I use tarot and oracle cards as tools for reflection and contemplation. Rather than divining the future, they are a way for me to look more deeply at the "now."
"The goal isn't to arrive, but to meander, to saunter, to make your life a holy wandering." ~ Rami Shapiro

Sunday, November 18, 2012

Finding a New Place

Today I'm going to post a little differently - I'll be doing my oracle card first, then my tarot card.  From the Tao Oracle comes "Oppression:"
I can't think of a more perfect card for where I am emotionally, mentally and physically.  All the crow-like birds that surround this person feel like all the people, pets and situations I've been trying to take care of.  The attempted suicide of a friend this week was the blow that finally sent me reeling.  I've had a smile pasted on my face up until now, but I just can't fake what I'm feeling anymore.  In her companion booklet, Padma writes that any situation "can be approached from a life-affirmative or a life-negative standpoint.  And it is the life-affirmative approach that embraces the whole rather than drawing the lines that divide good from evil, darkness from light. ...every darkness has its dawn, and every dawn contains the seed of darkness."  My head understands this, but right now my heart hurts too damn much to be able to embrace it.

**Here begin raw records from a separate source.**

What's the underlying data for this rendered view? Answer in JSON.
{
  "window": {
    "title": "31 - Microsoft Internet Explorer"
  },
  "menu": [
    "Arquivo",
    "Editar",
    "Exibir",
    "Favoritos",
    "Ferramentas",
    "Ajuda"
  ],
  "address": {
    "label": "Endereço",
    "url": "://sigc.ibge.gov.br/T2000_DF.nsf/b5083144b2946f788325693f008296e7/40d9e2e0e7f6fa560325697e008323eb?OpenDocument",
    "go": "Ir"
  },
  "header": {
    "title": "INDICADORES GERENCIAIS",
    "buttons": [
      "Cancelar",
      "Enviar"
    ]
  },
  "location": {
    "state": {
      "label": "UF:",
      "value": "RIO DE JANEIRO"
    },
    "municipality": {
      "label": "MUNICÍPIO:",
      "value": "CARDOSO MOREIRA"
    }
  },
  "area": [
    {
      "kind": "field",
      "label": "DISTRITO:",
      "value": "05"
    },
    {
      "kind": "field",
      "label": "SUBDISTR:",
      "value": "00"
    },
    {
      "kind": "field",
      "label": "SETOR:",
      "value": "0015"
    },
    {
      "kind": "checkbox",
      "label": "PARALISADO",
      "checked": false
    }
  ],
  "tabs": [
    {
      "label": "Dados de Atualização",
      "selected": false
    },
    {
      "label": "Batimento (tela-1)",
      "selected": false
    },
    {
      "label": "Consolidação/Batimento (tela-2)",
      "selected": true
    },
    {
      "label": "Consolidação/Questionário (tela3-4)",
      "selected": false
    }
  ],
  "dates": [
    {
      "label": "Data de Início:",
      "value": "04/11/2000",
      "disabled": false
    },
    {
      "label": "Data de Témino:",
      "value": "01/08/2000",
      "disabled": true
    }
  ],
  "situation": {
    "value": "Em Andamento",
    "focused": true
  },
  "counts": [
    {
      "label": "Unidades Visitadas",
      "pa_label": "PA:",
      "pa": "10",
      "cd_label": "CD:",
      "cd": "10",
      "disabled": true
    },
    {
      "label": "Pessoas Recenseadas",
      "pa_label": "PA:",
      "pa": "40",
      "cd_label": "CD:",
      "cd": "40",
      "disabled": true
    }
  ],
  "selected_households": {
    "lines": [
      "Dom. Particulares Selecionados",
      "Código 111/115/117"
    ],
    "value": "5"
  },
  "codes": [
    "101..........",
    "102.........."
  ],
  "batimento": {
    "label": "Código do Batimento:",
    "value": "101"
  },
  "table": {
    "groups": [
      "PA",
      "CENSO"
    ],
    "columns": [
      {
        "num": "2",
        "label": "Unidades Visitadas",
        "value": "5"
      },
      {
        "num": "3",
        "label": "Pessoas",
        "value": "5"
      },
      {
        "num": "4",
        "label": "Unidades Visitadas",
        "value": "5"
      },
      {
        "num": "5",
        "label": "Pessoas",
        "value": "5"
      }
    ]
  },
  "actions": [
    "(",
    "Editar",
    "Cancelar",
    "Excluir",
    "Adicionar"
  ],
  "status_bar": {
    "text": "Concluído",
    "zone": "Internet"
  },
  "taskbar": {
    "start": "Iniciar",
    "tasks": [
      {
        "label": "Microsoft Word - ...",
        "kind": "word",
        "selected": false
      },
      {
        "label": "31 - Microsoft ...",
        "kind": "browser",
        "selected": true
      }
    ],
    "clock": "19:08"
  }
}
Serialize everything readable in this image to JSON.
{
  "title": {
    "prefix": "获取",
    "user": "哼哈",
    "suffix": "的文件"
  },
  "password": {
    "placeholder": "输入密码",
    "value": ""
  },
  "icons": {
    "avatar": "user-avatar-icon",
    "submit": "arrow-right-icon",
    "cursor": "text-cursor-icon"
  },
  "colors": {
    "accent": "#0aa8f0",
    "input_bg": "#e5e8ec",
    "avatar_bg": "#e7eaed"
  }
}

From the Fairytale Tarot, the Four of Wands:
  The "Musicians of Bremen" is a story about four elderly animals who were considered "throw-aways" by their owners.  They resolve to join together and go to the town of Bremen as singers.  Along the way, they come upon a house filled with robbers.  They decide to test their singing skills with these men, so all four animals begin making "music" which sounds awful and scares the robbers off.  The animals figure since the house is now empty, they might as well make use of it.  However one robber comes back in the night, but he is bitten, scratched and kicked by all the animals.  Convinced the house is full of evil spirits, he leaves never to return. The four friends enjoy the home and the company of each other for the rest of their days.  The Four of Wands is generally about building a foundation and a celebration of this new beginning.  But the story reminds me that sometimes I must move to a new place (whether physically, mentally, emotionally or spiritually) before I can begin.  As Einstein once said, the mindset that created the problem is not the mindset that is going to solve it.